The precious metals market has taken a beating recently however this trend hasn’t scared off Chinese mining investment. In addition to their deals with mines in Mongolia and Chile, a Chinese mining company has now moved into the South African platinum market. In spite of the market uncertainty, the acquisition still poses big opportunities. The Asian Times reports:
One of China’s largest mining companies has dipped its toes into South Africa’s platinum sector, at a time when the industry is in its worst crisis in years.
China’s Gansu-based Jinchuan Group’s acquisition of Wesizwe, a South African company that is developing one of the richest platinum deposits in the world, opens the possibility of further Chinese investment in a sector that up to now has been dominated by a handful of South African and Western commodities companies.
South Africa has about 80% of the globe’s platinum. The commodity is ranked as a precious metal, along with gold, and can be used in a variety of industrial applications…

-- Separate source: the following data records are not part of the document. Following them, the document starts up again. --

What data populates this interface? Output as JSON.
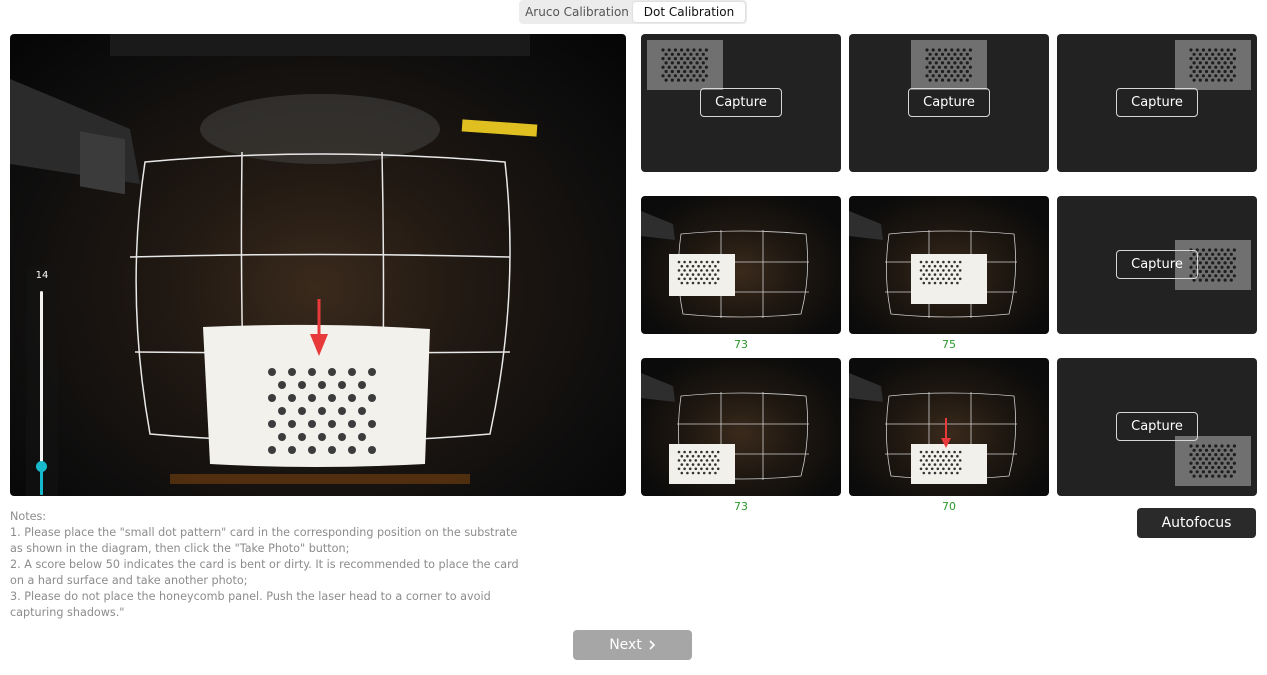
{
  "tabs": [
    {
      "label": "Aruco Calibration",
      "active": false
    },
    {
      "label": "Dot Calibration",
      "active": true
    }
  ],
  "camera": {
    "brightness_value": "14",
    "brightness_fraction": 0.14,
    "brightness_icon": "brightness-icon",
    "warning_sticker": "WARNING"
  },
  "slots": [
    {
      "captured": false,
      "button": "Capture",
      "score": ""
    },
    {
      "captured": false,
      "button": "Capture",
      "score": ""
    },
    {
      "captured": false,
      "button": "Capture",
      "score": ""
    },
    {
      "captured": true,
      "button": "",
      "score": "73"
    },
    {
      "captured": true,
      "button": "",
      "score": "75"
    },
    {
      "captured": false,
      "button": "Capture",
      "score": ""
    },
    {
      "captured": true,
      "button": "",
      "score": "73"
    },
    {
      "captured": true,
      "button": "",
      "score": "70"
    },
    {
      "captured": false,
      "button": "Capture",
      "score": ""
    }
  ],
  "autofocus_label": "Autofocus",
  "notes": {
    "heading": "Notes:",
    "items": [
      "1. Please place the \"small dot pattern\" card in the corresponding position on the substrate as shown in the diagram, then click the \"Take Photo\" button;",
      "2. A score below 50 indicates the card is bent or dirty. It is recommended to place the card on a hard surface and take another photo;",
      "3. Please do not place the honeycomb panel. Push the laser head to a corner to avoid capturing shadows.\""
    ]
  },
  "next": {
    "label": "Next",
    "icon": "chevron-right-icon"
  },
  "colors": {
    "accent": "#16b8cc",
    "score": "#2a9a2a",
    "arrow": "#e83a3a"
  }
}
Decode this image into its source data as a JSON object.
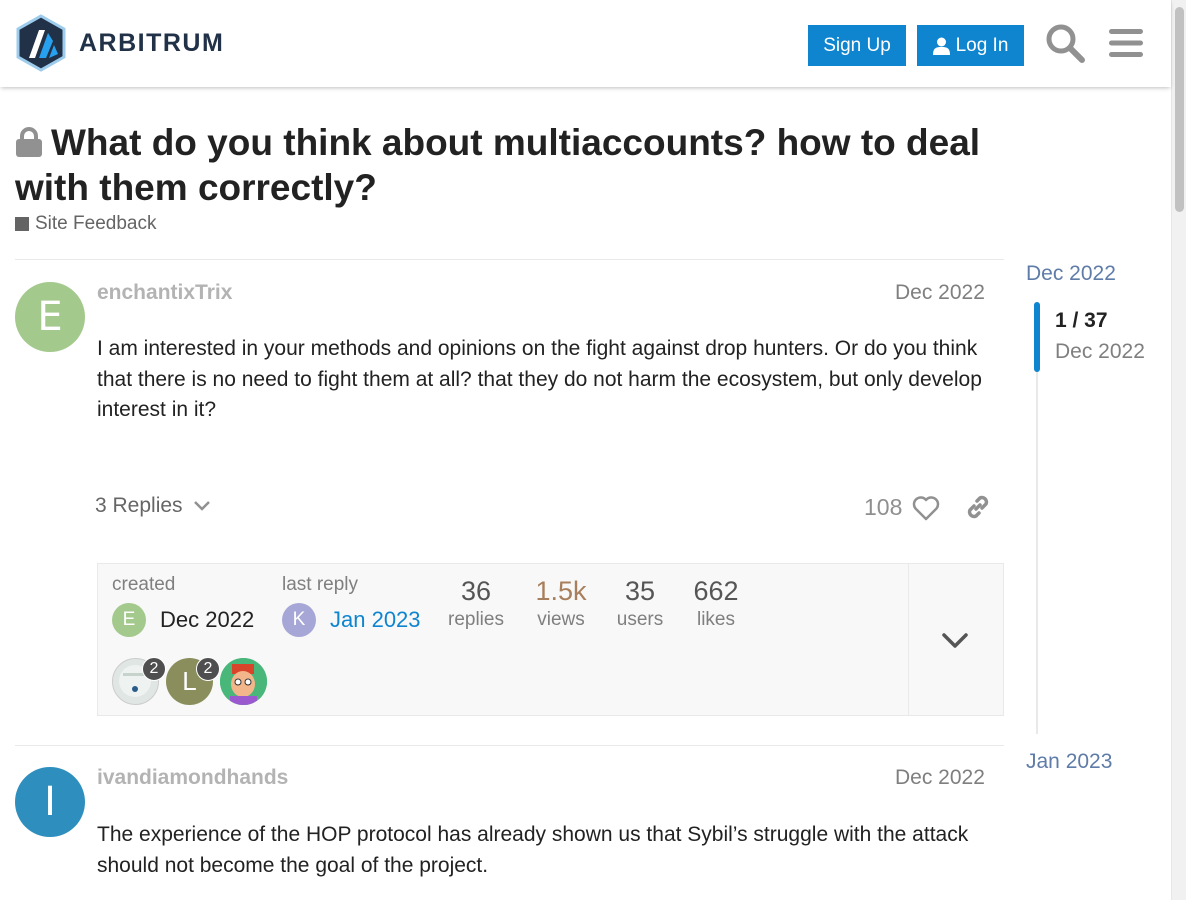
{
  "header": {
    "logo_text": "ARBITRUM",
    "signup_label": "Sign Up",
    "login_label": "Log In",
    "accent_color": "#0f85cf"
  },
  "topic": {
    "title": "What do you think about multiaccounts? how to deal with them correctly?",
    "category": "Site Feedback",
    "category_color": "#646464"
  },
  "posts": [
    {
      "username": "enchantixTrix",
      "avatar_letter": "E",
      "avatar_color": "#a3c98c",
      "date": "Dec 2022",
      "body": "I am interested in your methods and opinions on the fight against drop hunters. Or do you think that there is no need to fight them at all? that they do not harm the ecosystem, but only develop interest in it?",
      "replies_label": "3 Replies",
      "likes": "108"
    },
    {
      "username": "ivandiamondhands",
      "avatar_letter": "I",
      "avatar_color": "#2e8fbf",
      "date": "Dec 2022",
      "body": "The experience of the HOP protocol has already shown us that Sybil’s struggle with the attack should not become the goal of the project."
    }
  ],
  "topic_map": {
    "created_label": "created",
    "created_date": "Dec 2022",
    "created_avatar_letter": "E",
    "created_avatar_color": "#a3c98c",
    "last_reply_label": "last reply",
    "last_reply_date": "Jan 2023",
    "last_reply_avatar_letter": "K",
    "last_reply_avatar_color": "#a6a7d6",
    "stats": [
      {
        "value": "36",
        "label": "replies"
      },
      {
        "value": "1.5k",
        "label": "views"
      },
      {
        "value": "35",
        "label": "users"
      },
      {
        "value": "662",
        "label": "likes"
      }
    ],
    "participants": [
      {
        "badge": "2",
        "color": "#dfe6e3"
      },
      {
        "letter": "L",
        "badge": "2",
        "color": "#8a8e5c"
      },
      {
        "color": "#49b77a"
      }
    ]
  },
  "timeline": {
    "start_date": "Dec 2022",
    "position": "1 / 37",
    "position_date": "Dec 2022",
    "end_date": "Jan 2023"
  }
}
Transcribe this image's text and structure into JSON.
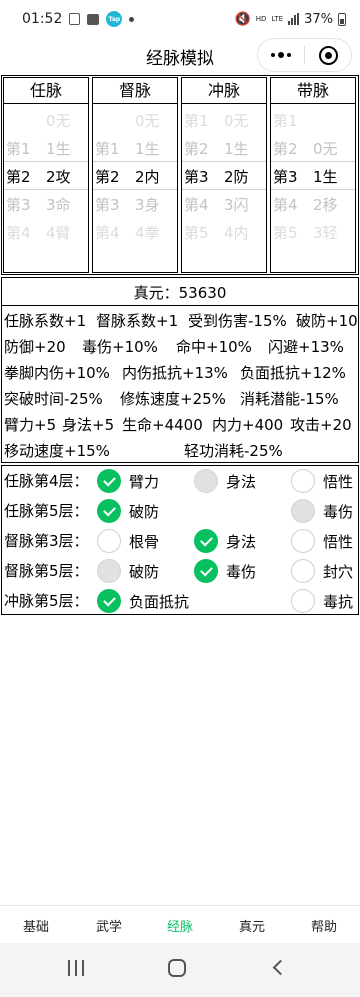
{
  "status": {
    "time": "01:52",
    "hd": "HD",
    "lte": "LTE",
    "battery": "37%",
    "tap_label": "Tap"
  },
  "header": {
    "title": "经脉模拟"
  },
  "meridians": [
    {
      "title": "任脉",
      "rows": [
        [
          "",
          "0无"
        ],
        [
          "第1",
          "1生"
        ],
        [
          "第2",
          "2攻"
        ],
        [
          "第3",
          "3命"
        ],
        [
          "第4",
          "4臂"
        ]
      ]
    },
    {
      "title": "督脉",
      "rows": [
        [
          "",
          "0无"
        ],
        [
          "第1",
          "1生"
        ],
        [
          "第2",
          "2内"
        ],
        [
          "第3",
          "3身"
        ],
        [
          "第4",
          "4拳"
        ]
      ]
    },
    {
      "title": "冲脉",
      "rows": [
        [
          "第1",
          "0无"
        ],
        [
          "第2",
          "1生"
        ],
        [
          "第3",
          "2防"
        ],
        [
          "第4",
          "3闪"
        ],
        [
          "第5",
          "4内"
        ]
      ]
    },
    {
      "title": "带脉",
      "rows": [
        [
          "第1",
          ""
        ],
        [
          "第2",
          "0无"
        ],
        [
          "第3",
          "1生"
        ],
        [
          "第4",
          "2移"
        ],
        [
          "第5",
          "3轻"
        ]
      ]
    }
  ],
  "stats": {
    "zhenyuan": "真元：53630",
    "lines": [
      [
        "任脉系数+1",
        "督脉系数+1",
        "受到伤害-15%",
        "破防+10"
      ],
      [
        "防御+20",
        "毒伤+10%",
        "命中+10%",
        "闪避+13%"
      ],
      [
        "拳脚内伤+10%",
        "内伤抵抗+13%",
        "负面抵抗+12%"
      ],
      [
        "突破时间-25%",
        "修炼速度+25%",
        "消耗潜能-15%"
      ],
      [
        "臂力+5",
        "身法+5",
        "生命+4400",
        "内力+400",
        "攻击+20"
      ],
      [
        "移动速度+15%",
        "轻功消耗-25%"
      ]
    ]
  },
  "levels": [
    {
      "label": "任脉第4层：",
      "options": [
        {
          "text": "臂力",
          "state": "on"
        },
        {
          "text": "身法",
          "state": "dis"
        },
        {
          "text": "悟性",
          "state": "off"
        }
      ]
    },
    {
      "label": "任脉第5层：",
      "options": [
        {
          "text": "破防",
          "state": "on"
        },
        {
          "text": "毒伤",
          "state": "dis"
        }
      ]
    },
    {
      "label": "督脉第3层：",
      "options": [
        {
          "text": "根骨",
          "state": "off"
        },
        {
          "text": "身法",
          "state": "on"
        },
        {
          "text": "悟性",
          "state": "off"
        }
      ]
    },
    {
      "label": "督脉第5层：",
      "options": [
        {
          "text": "破防",
          "state": "dis"
        },
        {
          "text": "毒伤",
          "state": "on"
        },
        {
          "text": "封穴",
          "state": "off"
        }
      ]
    },
    {
      "label": "冲脉第5层：",
      "options": [
        {
          "text": "负面抵抗",
          "state": "on"
        },
        {
          "text": "毒抗",
          "state": "off"
        }
      ]
    }
  ],
  "nav": [
    "基础",
    "武学",
    "经脉",
    "真元",
    "帮助"
  ],
  "nav_active": "经脉",
  "colors": {
    "accent": "#07c160",
    "disabled": "#e1e1e1"
  }
}
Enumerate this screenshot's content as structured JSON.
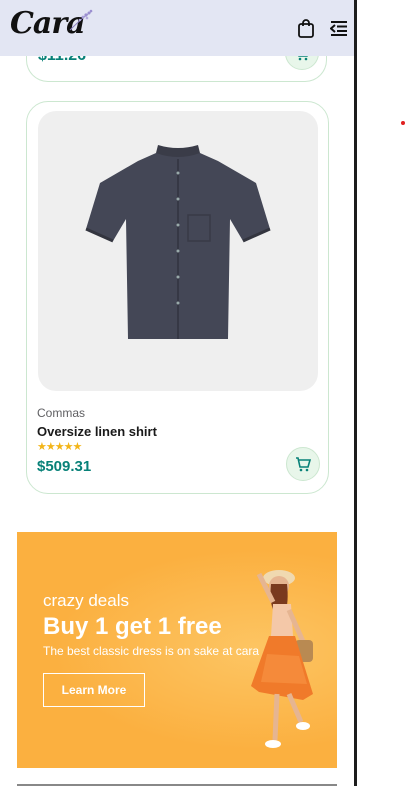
{
  "header": {
    "logo_text": "Cara"
  },
  "top_card": {
    "price": "$11.26"
  },
  "product": {
    "brand": "Commas",
    "name": "Oversize linen shirt",
    "stars": "★★★★★",
    "rating": 5,
    "price": "$509.31"
  },
  "banner": {
    "eyebrow": "crazy deals",
    "headline": "Buy 1 get 1 free",
    "subtitle": "The best classic dress is on sake at cara",
    "button_label": "Learn More"
  },
  "colors": {
    "header_bg": "#e3e6f3",
    "accent": "#088178",
    "banner_bg": "#fbb040",
    "star": "#f3b519"
  },
  "icons": [
    "bag-icon",
    "menu-icon",
    "cart-icon",
    "star-icon"
  ]
}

However, platinum miners are currently in a crisis as they battle to overcome rising costs. Demand has dropped as car sales in debt-crisis hit Europe have fallen, where tight environmental regulations mean all fossil-fuel powered vehicles must have a platinum-based catalytic converter.
“Most of us were shaking our heads when this deal was announced,” said Peter Major, a mining analyst at Cadiz, an asset management firm in Johannesburg that specializes in Sino-Africa investments.
Not only are the market conditions the worst they have been since before the commodities boom began a decade ago, the commitment needed to bring a new mine to production is substantial, even in good times. The mine will be nearly a kilometer underground, a technical feat unlike the open-pit or shallow-level operations to which Chinese operators are more accustomed.